Un rifugiato del Gambia che è fuggito dalla guerra in Libia -e che vuole rimanere anonimo- ci mostra la stanza nella quale vive da mesi in un hotel nei pressi della stazione centrale di Napoli. Si tratta di un piccolo locale molto scarno, con appena due brandine per dormire, un tavolino e un televisore. "Il 16 ottobre 2011 ero in Libia e non avevo modo di tornare al mio paese – ci racconta – perché non avevo più documenti. Così, sono partito per l'Italia. Il viaggio via mare è stato veramente difficile, poi sono arrivato a Lampedusa. Per me vivere in hotel è una buona cosa, d'altronde senza documenti non posso lavorare e non ho scelta".

I 1500 migranti che sono ospitati in Campania vengono sottoposti all'esame di commissioni che devono decidere se riconoscere loro lo status di rifugiato politico. Si tratta di un riconoscimento che viene dato abbastanza facilmente ai cittadini dei paesi dove sono in corso sommovimenti politici, come la Libia, ma che difficilmente viene accordato a chi in quel paese lavorava soltanto. Oggi, tutte queste persone cercano di raggiungere il nostro paese, ma non possono dimostrare di essere scappate perché perseguitate in patria. Quindi, per loro è molto difficile ottenere la protezione internazionale.

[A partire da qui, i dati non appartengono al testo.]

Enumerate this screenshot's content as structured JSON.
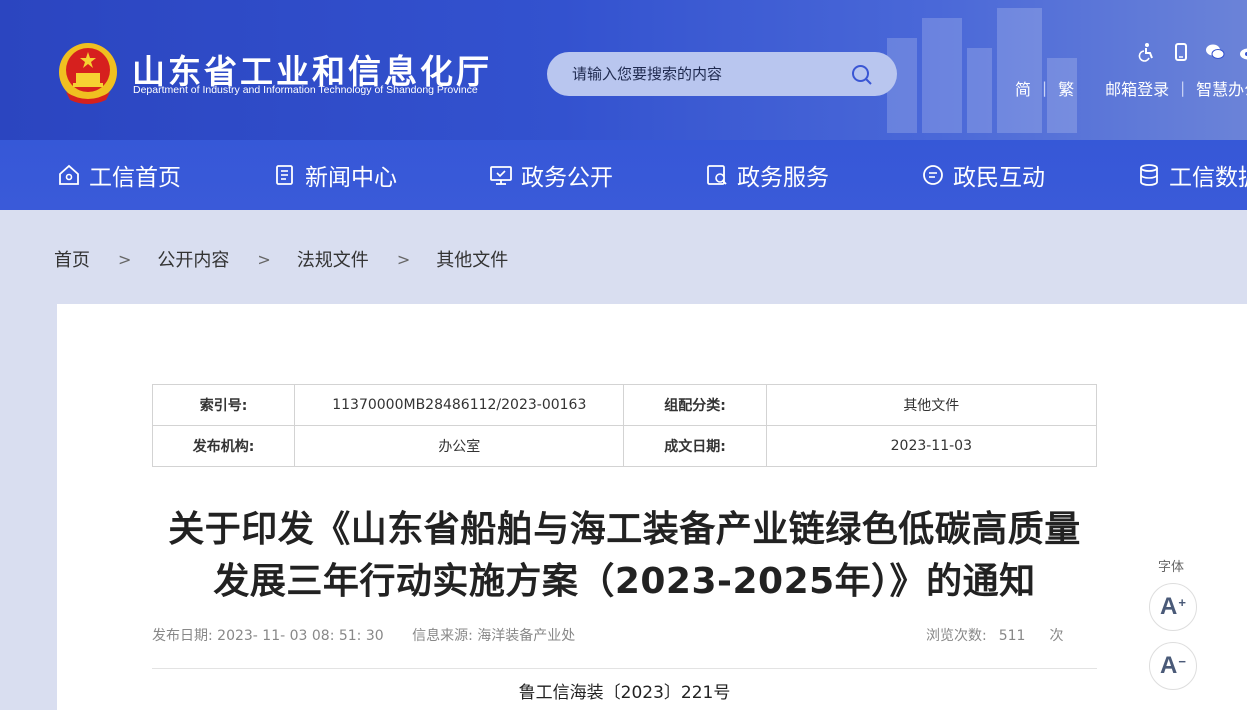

L'assessore D'Angelo denuncia che alcune commissioni, in Campania, arrivano a bocciare il 90% delle domande presentate dai richiedenti asilo. La commissione regionale di Caserta accetta solo una richiesta su cinquanta. Questo accade anche perché gli hotel non riescono a garantire nemmeno tutela legale agli ospiti: "Si presentano alla commissione come se andassero a una gita – ci racconta Omar, mediatore culturale per il Comune di Napoli – Nessuno spiega loro che devono preparare dei documenti e sostenere un colloquio". E questa non è soltanto una questione di diritti: "Prima di conoscere i tuoi diritti, tu devi sapere chi sei" e queste persone non lo sanno più.